На минуту у Рембрандта стало теплее на душе — ему предстало прежнее видение: блистающий безукоризненной чистотой великолепный дом, каким он никогда не был и каким художник всегда хотел его видеть. Но эта мысль лишь ненадолго утешила его. Не успел Рембрандт повернуться и выйти в другую комнату, чтобы поиграть там с малышом, как он уже понял: что бы ни было — пусть даже вся медь в доме будет вычищена, вся пыль сметена, все свечи зажжены, его увядшее сердце больше не расцветет. «Что мне делать с домом? Как я буду жить в нем?» — думал он, радуясь тому, что мальчик, оставив игрушки, немедленно вскарабкался к нему на колени.
— Папа устал, — пролепетал Титус, и, выдохшийся, словно человек, который долго плыл в ледяной воде, художник прижался щекой к теплой круглой головке, вдыхая аромат шелковистых кудрей.
* * *Настала весна, свет уличных фонарей и огни в окнах стали не такими резкими, из Рансдорпа приехала Хендрикье Стоффельс, и теперь, когда всюду был наведен порядок, такой порядок, какого здесь не было даже при жизни хозяйки, Рембрандт сам удивлялся, почему какое-то смутное беспокойство гонит его из дому. Пять раз в неделю, съев хорошо приготовленный ужин, он покидал свое жилище, где очаги были вычищены, свечи зажжены, стекла вымыты до блеска, и подолгу гулял, вдыхая ароматы апреля: пар, плывущий над влажной от дождя мостовой, благоухание цветущих яблонь в дальнем саду, странно целительный запах спокойного моря. После этих долгих прогулок он заходил к супругам Ладзара или Пинеро, к своему соседу ученому раввину Манассии бен Израилю, в салон Анны Веймар Сикс или в маленькую гостиную Тюльпа — безразлично куда, лишь бы не попасть домой до одиннадцати, когда все, за исключением верной Гертье, уже улягутся в постель.

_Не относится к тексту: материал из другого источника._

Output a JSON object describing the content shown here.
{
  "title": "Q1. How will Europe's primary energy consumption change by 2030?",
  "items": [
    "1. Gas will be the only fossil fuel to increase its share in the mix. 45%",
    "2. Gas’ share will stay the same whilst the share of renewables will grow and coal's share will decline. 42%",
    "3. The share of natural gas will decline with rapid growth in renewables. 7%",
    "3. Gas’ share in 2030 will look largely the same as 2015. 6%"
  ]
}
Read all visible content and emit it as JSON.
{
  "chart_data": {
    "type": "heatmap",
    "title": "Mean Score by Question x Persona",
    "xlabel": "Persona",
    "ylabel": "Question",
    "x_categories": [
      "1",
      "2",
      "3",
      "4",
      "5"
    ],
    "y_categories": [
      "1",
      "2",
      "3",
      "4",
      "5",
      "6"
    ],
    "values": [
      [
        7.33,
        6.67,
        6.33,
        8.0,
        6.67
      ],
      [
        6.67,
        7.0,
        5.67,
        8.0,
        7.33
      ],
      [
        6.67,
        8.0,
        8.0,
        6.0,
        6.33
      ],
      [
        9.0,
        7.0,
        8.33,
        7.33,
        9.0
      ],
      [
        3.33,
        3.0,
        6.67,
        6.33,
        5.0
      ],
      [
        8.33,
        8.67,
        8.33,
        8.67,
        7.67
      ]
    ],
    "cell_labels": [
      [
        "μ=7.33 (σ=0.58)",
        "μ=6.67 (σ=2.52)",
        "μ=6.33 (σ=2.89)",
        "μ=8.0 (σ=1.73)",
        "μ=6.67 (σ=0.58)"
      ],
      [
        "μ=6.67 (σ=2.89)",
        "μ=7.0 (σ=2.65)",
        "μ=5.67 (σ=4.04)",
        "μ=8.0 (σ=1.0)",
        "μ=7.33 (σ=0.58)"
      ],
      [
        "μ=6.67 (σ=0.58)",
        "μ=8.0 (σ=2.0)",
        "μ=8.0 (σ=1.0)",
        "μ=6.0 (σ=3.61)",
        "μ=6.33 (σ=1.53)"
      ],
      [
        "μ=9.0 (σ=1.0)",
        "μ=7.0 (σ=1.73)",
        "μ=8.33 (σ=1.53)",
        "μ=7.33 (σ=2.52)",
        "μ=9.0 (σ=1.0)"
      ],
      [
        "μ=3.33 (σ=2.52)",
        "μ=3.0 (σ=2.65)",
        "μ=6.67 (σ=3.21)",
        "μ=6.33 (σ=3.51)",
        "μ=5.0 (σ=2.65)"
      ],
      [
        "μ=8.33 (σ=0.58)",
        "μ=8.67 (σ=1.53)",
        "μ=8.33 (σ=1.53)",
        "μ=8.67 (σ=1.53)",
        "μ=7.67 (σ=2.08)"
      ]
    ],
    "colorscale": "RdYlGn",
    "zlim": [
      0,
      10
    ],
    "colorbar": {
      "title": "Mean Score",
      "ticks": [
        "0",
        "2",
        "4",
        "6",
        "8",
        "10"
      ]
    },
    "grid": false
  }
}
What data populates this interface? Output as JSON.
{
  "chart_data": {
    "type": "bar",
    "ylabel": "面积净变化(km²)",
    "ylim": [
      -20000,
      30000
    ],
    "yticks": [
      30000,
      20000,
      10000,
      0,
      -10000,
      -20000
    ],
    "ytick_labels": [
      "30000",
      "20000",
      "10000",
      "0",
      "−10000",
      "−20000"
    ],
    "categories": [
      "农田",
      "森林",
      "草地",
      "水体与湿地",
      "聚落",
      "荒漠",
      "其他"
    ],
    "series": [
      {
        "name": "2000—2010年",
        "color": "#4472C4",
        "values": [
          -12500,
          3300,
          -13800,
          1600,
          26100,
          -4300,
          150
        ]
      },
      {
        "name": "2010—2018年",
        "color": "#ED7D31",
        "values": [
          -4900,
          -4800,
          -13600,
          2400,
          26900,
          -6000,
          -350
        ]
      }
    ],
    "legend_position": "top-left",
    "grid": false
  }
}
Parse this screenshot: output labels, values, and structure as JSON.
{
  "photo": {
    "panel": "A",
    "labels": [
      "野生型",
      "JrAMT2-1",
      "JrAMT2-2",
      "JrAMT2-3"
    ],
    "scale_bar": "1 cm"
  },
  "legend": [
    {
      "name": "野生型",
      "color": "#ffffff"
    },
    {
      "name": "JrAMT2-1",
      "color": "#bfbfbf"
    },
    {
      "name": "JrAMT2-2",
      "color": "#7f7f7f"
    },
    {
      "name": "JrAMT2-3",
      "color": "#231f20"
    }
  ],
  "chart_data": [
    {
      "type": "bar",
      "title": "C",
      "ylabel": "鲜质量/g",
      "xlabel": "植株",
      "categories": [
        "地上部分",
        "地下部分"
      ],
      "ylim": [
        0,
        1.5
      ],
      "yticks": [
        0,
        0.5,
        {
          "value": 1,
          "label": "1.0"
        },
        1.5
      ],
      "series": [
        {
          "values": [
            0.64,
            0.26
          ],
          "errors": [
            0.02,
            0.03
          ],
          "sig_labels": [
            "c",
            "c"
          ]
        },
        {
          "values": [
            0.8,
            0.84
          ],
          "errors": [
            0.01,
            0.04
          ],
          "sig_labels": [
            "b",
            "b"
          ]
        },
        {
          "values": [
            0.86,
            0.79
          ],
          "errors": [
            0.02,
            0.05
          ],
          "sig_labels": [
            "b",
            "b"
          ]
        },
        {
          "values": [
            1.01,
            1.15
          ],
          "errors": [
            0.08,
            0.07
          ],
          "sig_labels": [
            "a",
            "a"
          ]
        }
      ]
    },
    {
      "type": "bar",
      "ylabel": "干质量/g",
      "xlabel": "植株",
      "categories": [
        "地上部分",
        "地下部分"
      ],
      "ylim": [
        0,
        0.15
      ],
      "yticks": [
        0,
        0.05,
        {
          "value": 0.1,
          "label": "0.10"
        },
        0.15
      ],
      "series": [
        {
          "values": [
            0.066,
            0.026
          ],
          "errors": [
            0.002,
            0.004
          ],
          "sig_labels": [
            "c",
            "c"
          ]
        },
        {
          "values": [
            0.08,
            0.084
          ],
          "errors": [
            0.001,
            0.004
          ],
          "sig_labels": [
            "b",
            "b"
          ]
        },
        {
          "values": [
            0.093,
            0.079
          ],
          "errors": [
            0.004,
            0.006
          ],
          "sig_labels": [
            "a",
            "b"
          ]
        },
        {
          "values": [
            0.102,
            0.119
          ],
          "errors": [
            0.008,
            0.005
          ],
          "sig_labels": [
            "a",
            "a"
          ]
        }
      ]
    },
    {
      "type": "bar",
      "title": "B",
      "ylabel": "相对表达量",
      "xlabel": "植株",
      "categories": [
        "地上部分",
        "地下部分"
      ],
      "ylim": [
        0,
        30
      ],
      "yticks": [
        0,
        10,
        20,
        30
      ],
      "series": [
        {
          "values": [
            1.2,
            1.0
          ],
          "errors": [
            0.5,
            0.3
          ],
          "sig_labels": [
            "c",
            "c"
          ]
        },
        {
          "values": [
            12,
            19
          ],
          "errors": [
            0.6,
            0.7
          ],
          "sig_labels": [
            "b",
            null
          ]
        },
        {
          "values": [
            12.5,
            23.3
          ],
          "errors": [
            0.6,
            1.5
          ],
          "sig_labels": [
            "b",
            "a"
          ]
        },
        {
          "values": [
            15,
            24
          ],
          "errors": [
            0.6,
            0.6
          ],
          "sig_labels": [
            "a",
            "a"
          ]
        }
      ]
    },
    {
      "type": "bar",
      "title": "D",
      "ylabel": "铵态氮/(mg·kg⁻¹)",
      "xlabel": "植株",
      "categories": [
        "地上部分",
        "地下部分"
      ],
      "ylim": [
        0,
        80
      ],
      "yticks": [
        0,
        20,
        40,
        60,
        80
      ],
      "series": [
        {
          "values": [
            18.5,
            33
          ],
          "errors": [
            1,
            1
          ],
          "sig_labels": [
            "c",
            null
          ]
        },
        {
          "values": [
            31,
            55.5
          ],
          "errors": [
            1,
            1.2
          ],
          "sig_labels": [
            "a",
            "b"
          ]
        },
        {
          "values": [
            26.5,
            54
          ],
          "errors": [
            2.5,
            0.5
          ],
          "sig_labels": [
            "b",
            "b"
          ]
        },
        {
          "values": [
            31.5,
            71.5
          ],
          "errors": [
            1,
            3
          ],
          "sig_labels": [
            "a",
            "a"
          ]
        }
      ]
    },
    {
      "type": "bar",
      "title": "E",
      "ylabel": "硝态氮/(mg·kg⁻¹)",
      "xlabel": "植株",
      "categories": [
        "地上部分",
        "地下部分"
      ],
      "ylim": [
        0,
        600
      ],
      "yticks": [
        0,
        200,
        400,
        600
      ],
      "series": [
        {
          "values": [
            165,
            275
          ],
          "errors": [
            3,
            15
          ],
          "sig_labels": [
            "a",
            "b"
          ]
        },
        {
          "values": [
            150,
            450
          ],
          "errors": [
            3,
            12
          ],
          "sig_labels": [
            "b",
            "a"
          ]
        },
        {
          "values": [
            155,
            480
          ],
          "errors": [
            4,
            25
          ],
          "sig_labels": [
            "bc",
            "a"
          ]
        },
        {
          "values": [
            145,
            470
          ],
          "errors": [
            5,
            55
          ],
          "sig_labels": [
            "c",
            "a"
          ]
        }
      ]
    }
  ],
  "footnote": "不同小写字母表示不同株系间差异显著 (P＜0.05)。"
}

Хендрикье Стоффельс жила у художника полтора месяца, а он всего несколько раз взглянул на нее, да и то лишь для того, чтобы с лукавой улыбкой сравнить ее с тем портретом девушки, который он мысленно набросал в день, когда Клартье отрекомендовала ему свою землячку. Хендрикье оказалась брюнеткой с роскошными густыми волосами, которые отливали медью, когда она сидела у свечи. Роста она была небольшого: чтобы дотянуться до каминной доски или картины, ей приходилось вставать на стул, и даже ни разу не подойдя к ней близко, Рембрандт знал, что голова ее еле доходит ему до носа. Теперь он понимал, почему Клартье, еще плоскогрудая девочка, так часто прохаживается с Гертье насчет фигуры Хендрикье: новая служанка была девушкой полной и очень женственной — высокая грудь, узкая талия, округлые бедра. Верно, — думал Рембрандт, — она была как раз такой служанкой, которой он гордился бы, видя, как она открывает двери его заказчикам, если бы у него еще оставались заказчики. Глаза у нее были большие, темные и тихие, ее серое домашнее платье и большой накрахмаленный фартук отличались опрятностью и своей строгостью еще больше подчеркивали чистоту ее смуглого лица. Гертье ошибалась, утверждая, что Хендрикье справляется с делом не так быстро, как следовало бы: движения новой служанки были не столько медленными, сколько ровными и неторопливыми, как у грациозной и гибкой молодой кошки. Художник догадывался, что она достаточно умна, чтобы не выглядеть слишком умной в глазах своей предшественницы, которая может стать ей врагом. Он скорее угадывал, чем слышал, как она, наверно, смеялась в кухне, когда Гертье заявила, что мыть голову перед сном — лучший способ завести вшей. И хотя Титус явно льнул к новой служанке и старался завоевать ее расположение своим обычным способом — улыбкой или брошенным украдкой взглядом, Хендрикье не таяла от этих уловок малыша, относилась к нему нарочито холодно и чаще сажала его на колени к Гертье, чем к себе.